Usually when I write, I write how I talk. Which is often pretty sassily with lots of tangents that sort of fit with the overall theme but sometimes don’t really at all. I think that it makes writing easier to read- you know, when the writing is kinda “train of thought-like”, and you can tell how the author’s brain works and that they’re a real human being.
When I write about super serious stuff that’s super important to me and that I’m pretty super worried about being judged about, I tend to lose my “train of thought” style of writing. I get nervous that people are going to see me as a crazy person, and I try to make my writing a little less “crazy”, if that makes any sense whatsoever. It’s almost as though I’m already revealing so much about myself and my life through just the content that I freak out and don’t want to also hand over the way I speak on a silver platter. It feels too personal, too real.
Last semester, I was in a very personal essay-writing class in which we played around with creating essays using different mediums. Before that class, I had never really written an essay on who I think I am- the fundamentals of what makes me me. I had written pieces on relationships and friendships that were more or less just story based, which, honestly, is a bit of a cop-out. I could show the reader bits and pieces of my personality based on how I felt about other people- a good tactic, but definitely taking the easier route.

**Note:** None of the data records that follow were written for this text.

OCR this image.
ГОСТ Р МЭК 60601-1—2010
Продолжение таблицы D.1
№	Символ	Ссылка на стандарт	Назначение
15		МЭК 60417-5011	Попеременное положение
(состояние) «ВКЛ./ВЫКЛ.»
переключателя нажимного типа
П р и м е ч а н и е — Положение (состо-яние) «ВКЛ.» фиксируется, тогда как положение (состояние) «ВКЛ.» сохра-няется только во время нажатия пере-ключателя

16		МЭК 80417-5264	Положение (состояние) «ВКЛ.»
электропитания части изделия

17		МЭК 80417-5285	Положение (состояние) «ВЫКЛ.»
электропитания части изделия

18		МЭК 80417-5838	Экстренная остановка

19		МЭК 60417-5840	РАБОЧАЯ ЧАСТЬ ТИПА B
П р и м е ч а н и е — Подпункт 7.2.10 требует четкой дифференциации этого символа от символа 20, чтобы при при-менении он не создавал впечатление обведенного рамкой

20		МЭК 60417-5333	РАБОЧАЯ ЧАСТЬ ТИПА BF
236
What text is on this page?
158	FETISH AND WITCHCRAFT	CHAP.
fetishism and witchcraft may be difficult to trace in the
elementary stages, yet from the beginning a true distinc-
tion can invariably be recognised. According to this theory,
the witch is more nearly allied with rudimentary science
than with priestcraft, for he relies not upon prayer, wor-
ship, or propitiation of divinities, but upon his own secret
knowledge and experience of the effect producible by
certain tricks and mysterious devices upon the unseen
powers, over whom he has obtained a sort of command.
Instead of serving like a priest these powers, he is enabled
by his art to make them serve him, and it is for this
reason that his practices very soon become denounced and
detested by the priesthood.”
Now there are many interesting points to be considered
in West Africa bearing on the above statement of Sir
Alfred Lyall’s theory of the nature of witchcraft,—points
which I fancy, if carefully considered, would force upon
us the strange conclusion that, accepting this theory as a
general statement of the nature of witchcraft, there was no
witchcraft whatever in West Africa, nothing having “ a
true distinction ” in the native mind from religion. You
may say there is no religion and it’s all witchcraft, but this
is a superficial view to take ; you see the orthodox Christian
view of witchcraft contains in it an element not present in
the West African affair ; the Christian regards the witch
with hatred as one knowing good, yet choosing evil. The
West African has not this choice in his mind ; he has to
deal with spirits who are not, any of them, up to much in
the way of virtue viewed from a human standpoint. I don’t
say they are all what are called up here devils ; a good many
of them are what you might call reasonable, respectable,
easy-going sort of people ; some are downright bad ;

Writing an essay (it turned out to be a photo essay) just about who I think I am was so freaking hard. I really wanted to start with this quote from Jim Rohn, “You’re the average of the five people you spend most of your time with.” I restarted it six different times because every draft’s introduction just didn’t sound like me. They were so formal. I almost fell asleep reading back through them. I didn’t know how to make people care. My professor finally told me to just write how I talk. I wouldn’t say to someone “quote, you’re the average of the five people you spend most of your time with, unquote, Jim Rohn.” I would say something more like…
“This guy named Jim Rohn once said, “You are the average of the five people you spend the most time with.” I only bothered to look Jim up because I wanted to get the quote completely right. It appears that he was a white, male, motivational speaker, if you care. I heard the quote a couple of weeks ago, and it was one of those things that stuck with me because it freaked me out.”
…and that’s how I ended up starting the paper.
It’s definitely been difficult over the course of this project to just write how I talk and not get too “preachy”. I didn’t want to make it sound as if I though I knew everything and was the world’s next Ghandi. I just wanted my writing to sound like me. By now, we’re far enough along in the process that I’ve just gotta hope I’ve achieved that.